Modeling cyanobacteria with synthetic data and machine learning

This research aims to improve how we monitor the quality of inland water (like lakes and rivers) from space using Earth Observation applications. These applications typically analyze the light reflected off the water's surface, which can provide information about what's in the water. However, developing accurate models for this purpose has been challenging due to a lack of specific data collected from the water bodies themselves. To tackle this issue, the researchers have created a new type of dataset that simulates the reflection of light from the water as seen from space (top-of-atmosphere) and from just above the water surface (bottom-of-atmosphere). This dataset is unique because it includes a wide range of potential water conditions, including different types and sizes of microscopic algae (phytoplankton) and other substances that affect light reflection. Additionally, the dataset takes into account the effect of green vegetation around the water bodies on the light reflection.

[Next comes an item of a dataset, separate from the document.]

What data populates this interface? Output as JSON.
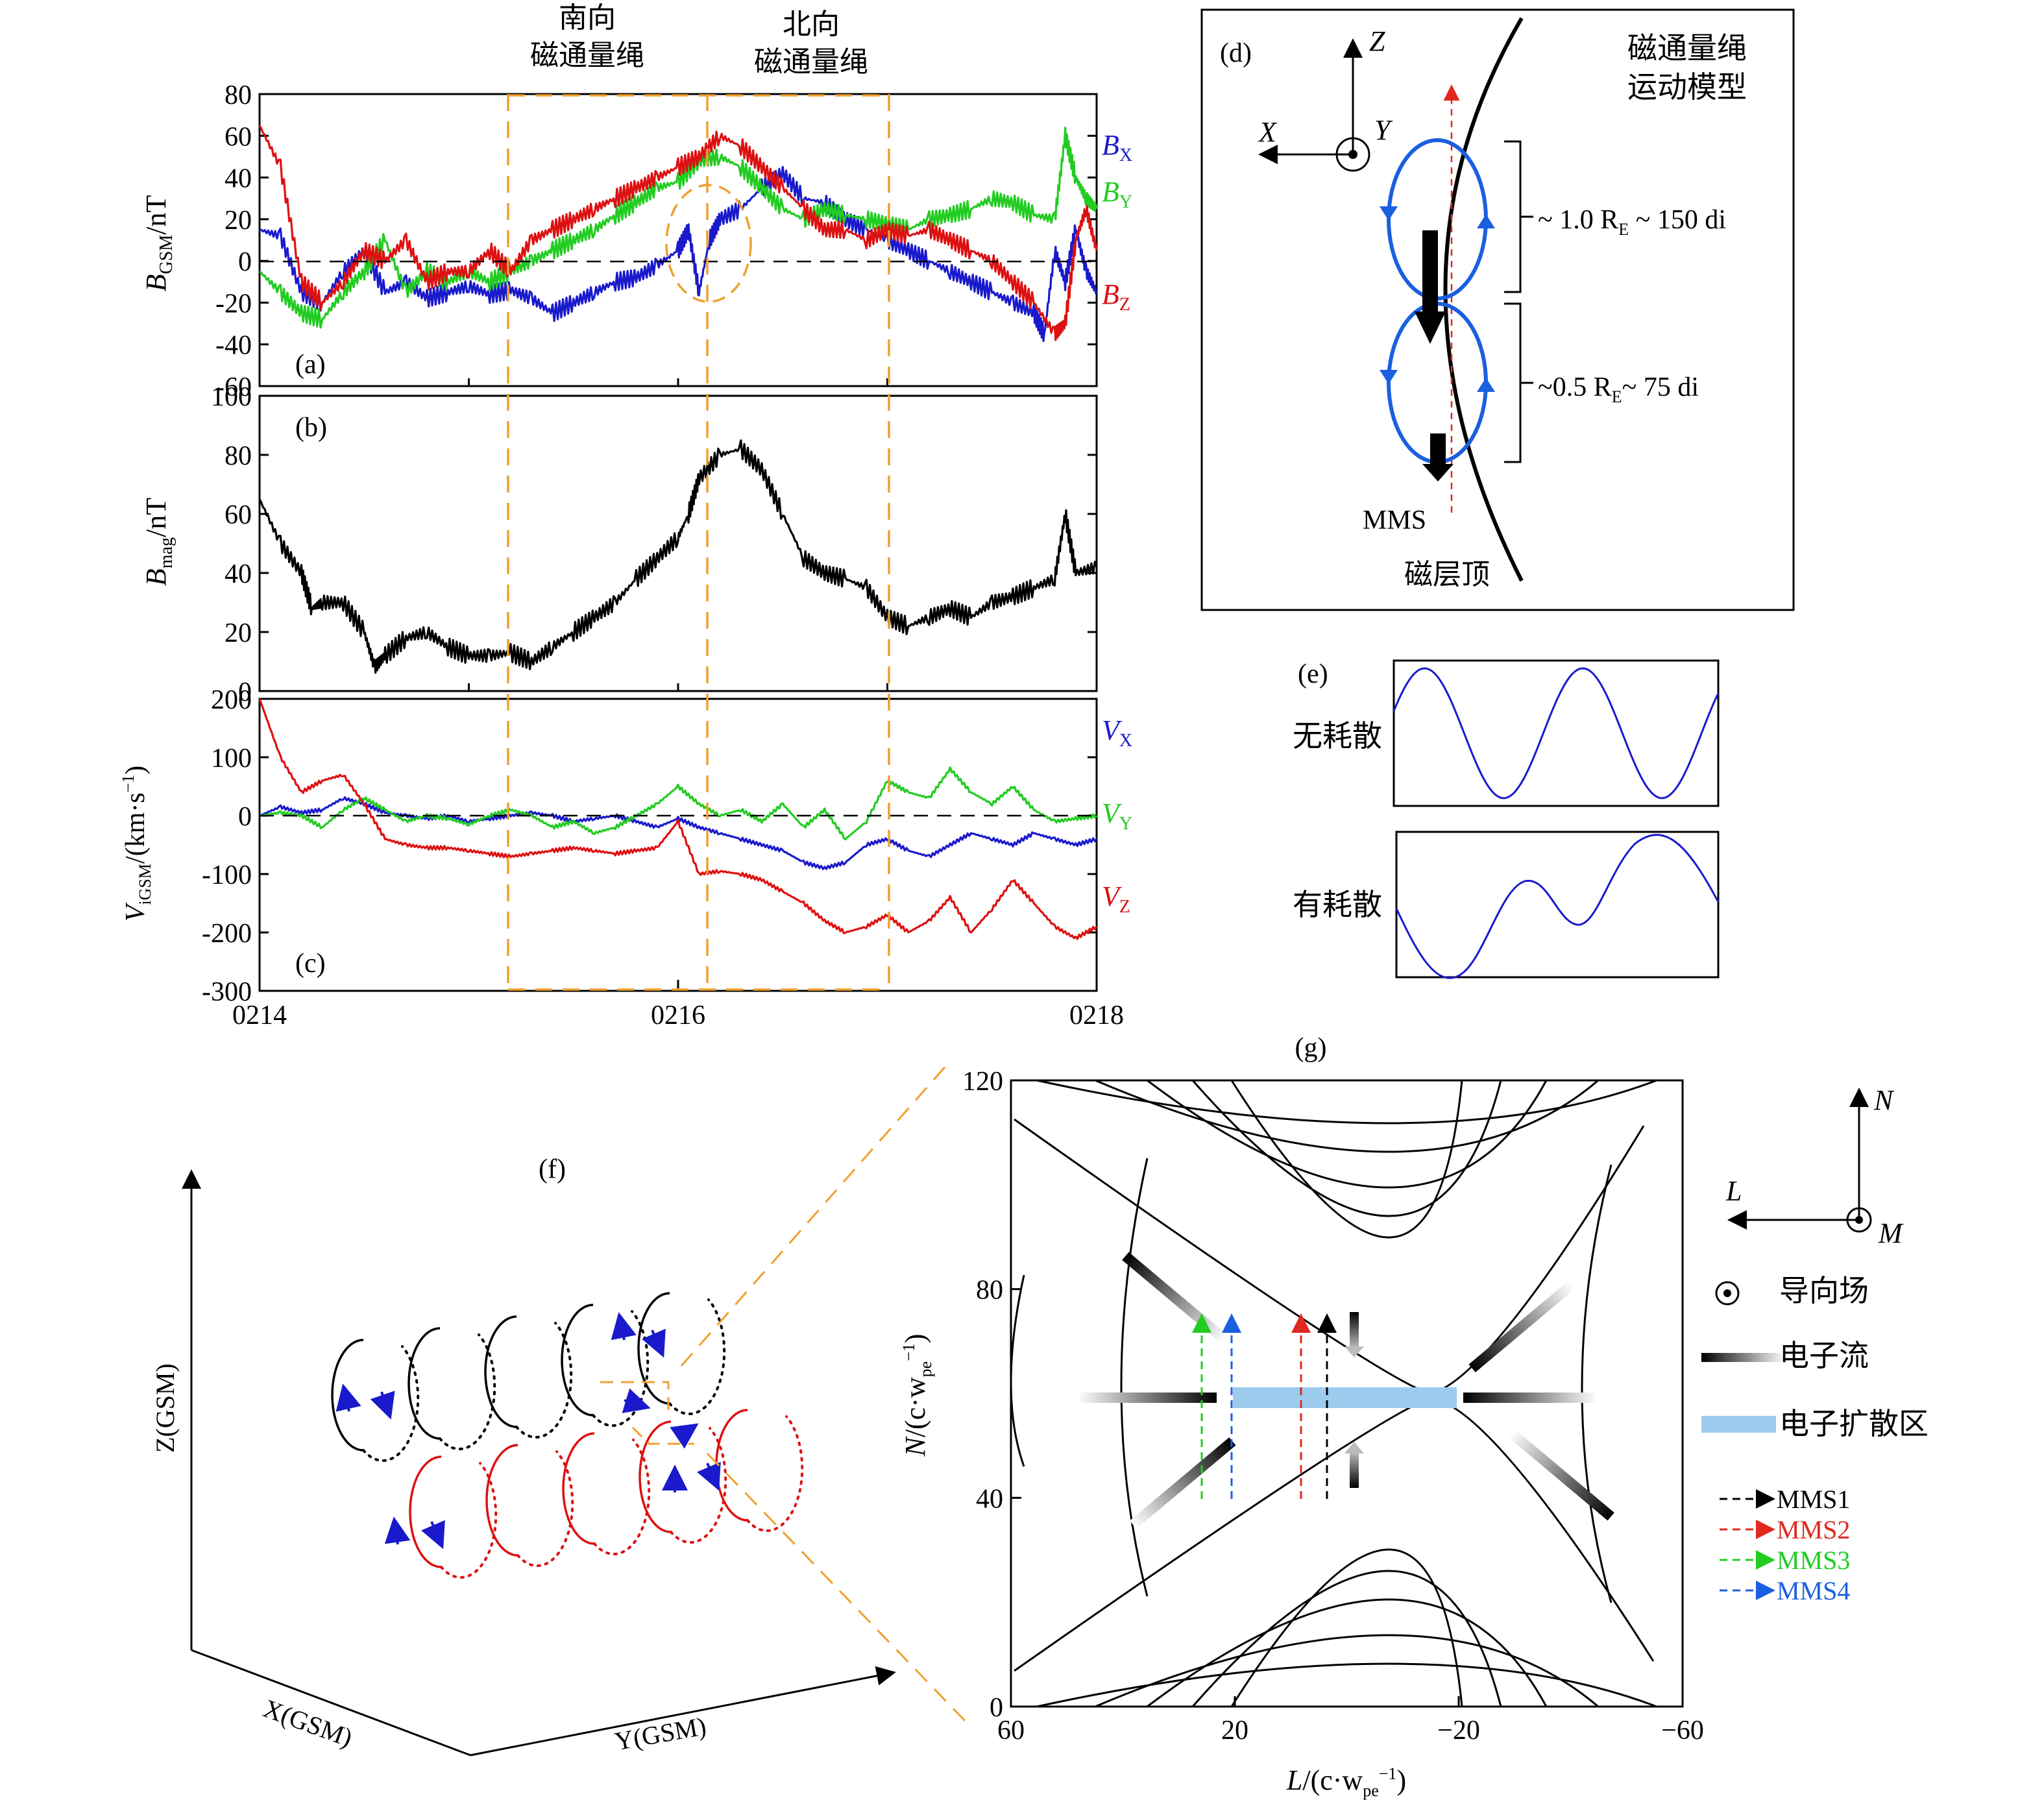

Using this dataset, the researchers categorized the simulated light reflections into 13 different types, which can be related back to certain water conditions observed in real-life situations. The dataset was then used to train and test advanced machine learning models. These models can analyze the simulated light reflections and accurately estimate various water quality parameters and substances in the water across a wide range of water conditions and sensor resolutions. In essence, this research has developed new tools that can significantly improve our ability to monitor the quality of inland water on a global scale from space. These advancements can contribute to more effective and timely management of our water resources.